4. The plot of the horror story involved a man who survived an awful killing? lived in a mental home. He drew pictures with white shoe polish and charcoal. There were teenagers and one of them had an older sister who was taking care of the crazy old man while she was having an affair with the local policeman. Two of the teenagers were caving and found luna moths, which had something to do with the plot. There was a woman named Birka who had become one of the creatures that killed the crazy man's family--she might have been his mother but she was with the creature. They were using strangler vine to stop the creatures and if anyone got one of the killer's thorns embedded in their skin they'd turn cold and deadish like the creature. It seems like it ended with one of the teenagers getting a thorn in his foot. Found! It's Fiends (1990) by John Farris.

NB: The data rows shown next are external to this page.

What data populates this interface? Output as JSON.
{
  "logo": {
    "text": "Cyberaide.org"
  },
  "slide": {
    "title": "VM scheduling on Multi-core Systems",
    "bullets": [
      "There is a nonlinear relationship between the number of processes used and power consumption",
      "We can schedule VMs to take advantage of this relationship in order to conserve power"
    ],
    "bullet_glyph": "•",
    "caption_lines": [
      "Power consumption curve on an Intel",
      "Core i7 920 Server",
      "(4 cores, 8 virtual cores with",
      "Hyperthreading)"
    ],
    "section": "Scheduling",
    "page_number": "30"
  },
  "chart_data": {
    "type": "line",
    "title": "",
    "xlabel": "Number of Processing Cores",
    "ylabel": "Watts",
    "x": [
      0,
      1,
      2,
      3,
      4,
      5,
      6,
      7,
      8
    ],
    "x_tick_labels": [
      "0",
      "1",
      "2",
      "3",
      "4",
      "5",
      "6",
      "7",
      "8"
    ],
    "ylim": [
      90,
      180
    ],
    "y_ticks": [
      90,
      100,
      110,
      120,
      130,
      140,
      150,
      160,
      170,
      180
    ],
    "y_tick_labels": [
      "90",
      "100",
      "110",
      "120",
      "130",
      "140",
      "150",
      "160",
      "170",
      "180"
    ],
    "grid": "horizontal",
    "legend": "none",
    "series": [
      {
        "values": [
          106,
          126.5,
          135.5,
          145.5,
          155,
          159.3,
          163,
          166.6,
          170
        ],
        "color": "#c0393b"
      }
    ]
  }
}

5. I saw it in 1984, so it was likely published in that year or 1983. The cover showed a body on an operating table, covered with a sheet, and with those big electrode things overhead (like from the Frankenstein movie).  I only remember the blurb on the back cover. It went something like this: "_________ asylum. They warned him not to go there. But his son has disappeared, so he must dare. Now, from a window in a cell in the asylum, he watches as a group of lunatics lower a child-size coffin into the ground. The coffin moves. The boy is still alive. But no one can hear his screams over the howls of the patients, no one except the woman who is waiting in the asylum, and the doctor who is preparing the final experiment." Found! It's The Bad Room (1983) by Christopher Cook Gilmore.


10 comments:

CassFrank said...

No 2 could be Robert Bloch's short story "Talent" (1960) but I'd need to re-read it to be sure.

Will Errickson said...

I read Bloch's story and while it's similar, it's not quite right; my guess is now "Talent" by Theodore Sturgeon. Thanks for the suggestion, however, the Bloch story was pretty cool!

Tony Rabig said...

I think it is the Sturgeon. You'll find it in A SAUCER OF LONELINESS (vol 7 in the big set of Sturgeon's complete short work). A lot of anthology appearances too. Check out the list at:
https://www.isfdb.org/cgi-bin/title.cgi?45091

Zwolf said...

The last one has gotta be The Bad Room by Christopher Cook Gilmore. https://www.goodreads.com/book/show/1550103.The_Bad_Room Here's a back cover image: https://i.ebayimg.com/images/g/D3AAAOSw2NVfWO0U/s-l960.webp

Mike said...

"I... Vampire" was in "The House of Mystery" from DC Comics. Maybe this'll help in finding the first story.

dlinds said...

Thanks, zwolf!

Alejandro Omidsalar said...

Guillermo del Toro actually adapted Frederic Brown's "Naturally" as a Mario Bava-esque short film called "Geometria. I believe it is currently available at the Criterion Channel, for anyone interested in seeing a live-action rendition of the story en Espanol.

Mike said...

Here's a list of the issues that made up "I...Vampire":

*"The House of Mystery" #290-291, 293, 295, 297, 299, 302 and 304-319,
*"The Brave and the Bold" #195 (I still don't know where this one fits into the storyline, though).

Again, hope this helps in finding the first story.

Todd Mason said...

https://socialistjazz.blogspot.com/2024/08/short-story-wednesday-links-to-reviews.html

Todd Mason said...

And Brown's story first appeared, a year after Sturgeon's in issue date, also in BEYOND. Lovely magazine, gave me an excuse to juxtapose the issue covers. *See my blog's current latest entry.